One of my favorite things about ggplot is the ggsave function. This makes it very easy to save plots in just about any graphics format. I've found that plots saved as PDFs move nicely into Adobe illustrator. Using ggsave is simple ggsave("path/plotName.png") saves a png file. To save a PDF file simply change the extension: ggsave("path/plotName.pdf").
These maps look much better when plotted Maps are a pain in ggplot here's how its done:
##Use fortify to extract ploygon boundaries from the spatialDataFrame (its slow)

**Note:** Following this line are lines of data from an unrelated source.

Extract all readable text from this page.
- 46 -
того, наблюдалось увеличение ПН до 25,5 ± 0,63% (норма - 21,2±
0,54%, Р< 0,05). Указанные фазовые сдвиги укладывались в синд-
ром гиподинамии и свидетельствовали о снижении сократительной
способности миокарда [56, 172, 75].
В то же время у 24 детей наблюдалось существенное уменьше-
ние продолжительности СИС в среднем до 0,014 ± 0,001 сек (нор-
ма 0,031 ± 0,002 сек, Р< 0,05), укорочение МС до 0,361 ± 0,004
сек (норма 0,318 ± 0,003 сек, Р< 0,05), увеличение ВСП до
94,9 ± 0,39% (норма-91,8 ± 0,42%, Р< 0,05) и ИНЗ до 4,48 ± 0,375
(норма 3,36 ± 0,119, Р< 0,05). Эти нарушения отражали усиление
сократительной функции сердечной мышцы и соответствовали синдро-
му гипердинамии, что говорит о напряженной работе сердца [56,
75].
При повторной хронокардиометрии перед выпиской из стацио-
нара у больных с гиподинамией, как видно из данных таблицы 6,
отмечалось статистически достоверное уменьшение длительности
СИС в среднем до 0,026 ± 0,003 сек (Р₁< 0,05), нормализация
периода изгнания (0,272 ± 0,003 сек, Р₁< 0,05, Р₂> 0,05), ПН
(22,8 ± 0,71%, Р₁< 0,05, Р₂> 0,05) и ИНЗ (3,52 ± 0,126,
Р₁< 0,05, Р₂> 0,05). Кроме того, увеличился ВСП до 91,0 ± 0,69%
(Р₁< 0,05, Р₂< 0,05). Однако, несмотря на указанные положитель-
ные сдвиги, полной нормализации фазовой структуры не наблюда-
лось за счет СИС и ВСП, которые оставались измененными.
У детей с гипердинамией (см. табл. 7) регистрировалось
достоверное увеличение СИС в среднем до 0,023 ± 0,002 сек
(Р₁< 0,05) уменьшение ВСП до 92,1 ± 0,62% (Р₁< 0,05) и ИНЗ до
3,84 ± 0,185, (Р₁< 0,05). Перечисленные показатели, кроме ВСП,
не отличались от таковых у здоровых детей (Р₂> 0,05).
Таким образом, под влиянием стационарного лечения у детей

usa_geom<- fortify(USA, region="FIPS")
##reattach data to ploygon boundaries
usa_map_df <- merge(usa_geom, USA, by.x="id", by.y="FIPS")
##make a map of bush_pct
map1 <- ggplot(usa_map_df, aes(long,lat,group=group)) +
geom_polygon(data=usa_map_df, aes(fill=Bush_pct)) +
coord_equal() +
scale_fill_gradient(low="yellow", high="red") +
geom_path(data=usa_geom, aes(long,lat,group=group), lty = 3, lwd=.1, color="white")
map1
We can apply the “sethTheme”
map1 + sethTheme
Its possible to create proper thematic maps with legend classes, ColorBrewer is even implemented in ggplot.
library(classInt)
classIntervals(USA$Bush_pct, n = 5, style = "quantile") #can use "jenks" but is very slow
## style: quantile
## [0,50.52) [50.52,58.07) [58.07,64.37) [64.37,71.31) [71.31,92.83]
## 622 622 622 622 623
breaks <- c(0, 50, 58, 64, 71, 93) #approximate quantiles
labels = c('[0 - 50%]', '[50% - 58%]', '[58% - 64%]', '[64% - 71%]', '[71% - 93%]')
usa_map_df$bushBreaks <- cut(usa_map_df$Bush_pct, breaks=breaks, labels=labels)
map2 <- ggplot(aes(long,lat,group=group),data=usa_map_df) +
geom_polygon(data=usa_map_df, aes(fill=bushBreaks)) +
coord_equal()
map2
Assign a sensible color scale for the legend:
library(RColorBrewer)
map2 + scale_fill_brewer('Votes for Bush in 2004 (%)', palette = "YlGnBu") +
sethTheme +
ggtitle("Votes for Bush in 2004 (%)") +
theme(plot.title = element_text(size=24, face = "bold", color="white", hjust=2))